Climate change to double costs of making beer, scientists say
Add beer to chocolate, coffee and wine as some of life's little pleasures that global warming will make scarcer and costlier, scientists say.
Increasing bouts of extreme heat waves and drought will hurt production of barley, a key beer ingredient, in the future. Losses of barley yield can be as much as 17 percent, an international group of researchers estimated.
That means beer prices on average would double, even adjusting for inflation, according to the study in Monday's journal Nature Plants . In countries like Ireland, where cost of a brew is already high, prices could triple.
The findings come a week after a dire United Nations report described consequences of dangerous levels of climate change including worsening food and water shortages, heat waves, sea level rise, and disease.
Study co-author Steve Davis of the University of California, Irvine, said the beer research was partly done to drive home the not-that-palatable message that climate change is messing with all sorts of aspects of our daily lives.
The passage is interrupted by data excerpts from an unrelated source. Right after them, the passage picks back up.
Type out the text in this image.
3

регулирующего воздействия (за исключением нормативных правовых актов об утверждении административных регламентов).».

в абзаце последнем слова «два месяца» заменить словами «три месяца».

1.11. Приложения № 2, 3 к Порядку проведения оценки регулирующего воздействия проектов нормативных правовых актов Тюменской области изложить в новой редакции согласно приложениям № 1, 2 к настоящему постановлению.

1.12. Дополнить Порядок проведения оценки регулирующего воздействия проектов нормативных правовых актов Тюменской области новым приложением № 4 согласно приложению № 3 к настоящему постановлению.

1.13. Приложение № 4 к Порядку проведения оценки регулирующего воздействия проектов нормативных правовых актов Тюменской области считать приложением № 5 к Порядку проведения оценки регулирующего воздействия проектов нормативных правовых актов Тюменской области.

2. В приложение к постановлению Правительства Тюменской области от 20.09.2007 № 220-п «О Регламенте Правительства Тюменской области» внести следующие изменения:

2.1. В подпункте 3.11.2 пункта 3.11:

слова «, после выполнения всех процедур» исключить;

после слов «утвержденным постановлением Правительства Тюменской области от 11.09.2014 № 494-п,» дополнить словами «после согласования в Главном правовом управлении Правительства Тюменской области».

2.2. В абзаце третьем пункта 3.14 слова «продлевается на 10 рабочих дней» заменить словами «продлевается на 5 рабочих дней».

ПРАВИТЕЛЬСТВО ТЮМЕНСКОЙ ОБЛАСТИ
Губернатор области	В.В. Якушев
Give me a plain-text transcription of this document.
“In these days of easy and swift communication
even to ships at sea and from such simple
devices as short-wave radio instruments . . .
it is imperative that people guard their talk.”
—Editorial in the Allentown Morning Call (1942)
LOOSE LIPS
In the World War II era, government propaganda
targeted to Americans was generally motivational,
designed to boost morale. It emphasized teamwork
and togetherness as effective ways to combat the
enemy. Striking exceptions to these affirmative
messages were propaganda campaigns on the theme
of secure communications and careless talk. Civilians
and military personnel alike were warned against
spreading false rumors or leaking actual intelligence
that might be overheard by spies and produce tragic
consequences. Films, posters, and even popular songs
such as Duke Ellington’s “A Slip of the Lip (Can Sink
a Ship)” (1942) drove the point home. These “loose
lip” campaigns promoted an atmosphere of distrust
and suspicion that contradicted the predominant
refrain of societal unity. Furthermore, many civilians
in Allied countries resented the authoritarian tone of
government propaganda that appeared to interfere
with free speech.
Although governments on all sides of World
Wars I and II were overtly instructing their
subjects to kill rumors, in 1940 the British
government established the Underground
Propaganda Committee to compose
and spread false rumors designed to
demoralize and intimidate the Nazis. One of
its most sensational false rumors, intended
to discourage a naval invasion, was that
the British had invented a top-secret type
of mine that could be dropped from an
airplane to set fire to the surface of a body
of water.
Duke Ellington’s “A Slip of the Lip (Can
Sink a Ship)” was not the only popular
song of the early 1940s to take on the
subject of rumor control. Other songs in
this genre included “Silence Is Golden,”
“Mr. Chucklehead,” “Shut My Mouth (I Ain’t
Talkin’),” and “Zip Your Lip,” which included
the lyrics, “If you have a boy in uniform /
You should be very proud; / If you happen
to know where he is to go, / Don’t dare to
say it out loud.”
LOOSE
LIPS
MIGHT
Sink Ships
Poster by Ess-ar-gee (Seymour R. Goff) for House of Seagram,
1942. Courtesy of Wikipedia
Several scientists who weren't part of this study said it was sound and perhaps more effective way of communicating the dangers of global warming.
"One of the greatest challenges as a scientist doing research on climate change and food is to illustrate it in a way that people can understand," U.S. Department of Agriculture scientist Lewis Ziska said in an email. Few people would complain if global warming ruined Brussels sprouts, he added.
Scientists have long known that barley "is one of the most heat-sensitive crops globally," but this study connects that to something that people care about — the price of beer — so it's valuable, said David Lobell, a Stanford University agriculture ecologist.
Davis, an IPA fan, is one of those people who care: "This is a paper born of love and fear," he said.
Worldwide, barley is used for all sorts of purposes, mostly feeding livestock. Less than 20 percent of the world's barley is made into beer. But in the United States, Brazil and China, at least two-thirds of the barley goes into six-packs, drafts, kegs, cans and bottles.
Davis and colleagues looked only at the combination of heat waves and drought, not the general warming that also should affect where barley is grown.
If emissions of heat-trapping gases from the burning of coal, oil and gas continue at the current rising pace, the likelihood of weather conditions hurting barley production will increase from about once a decade before 2050 to once every other year by the end of the century.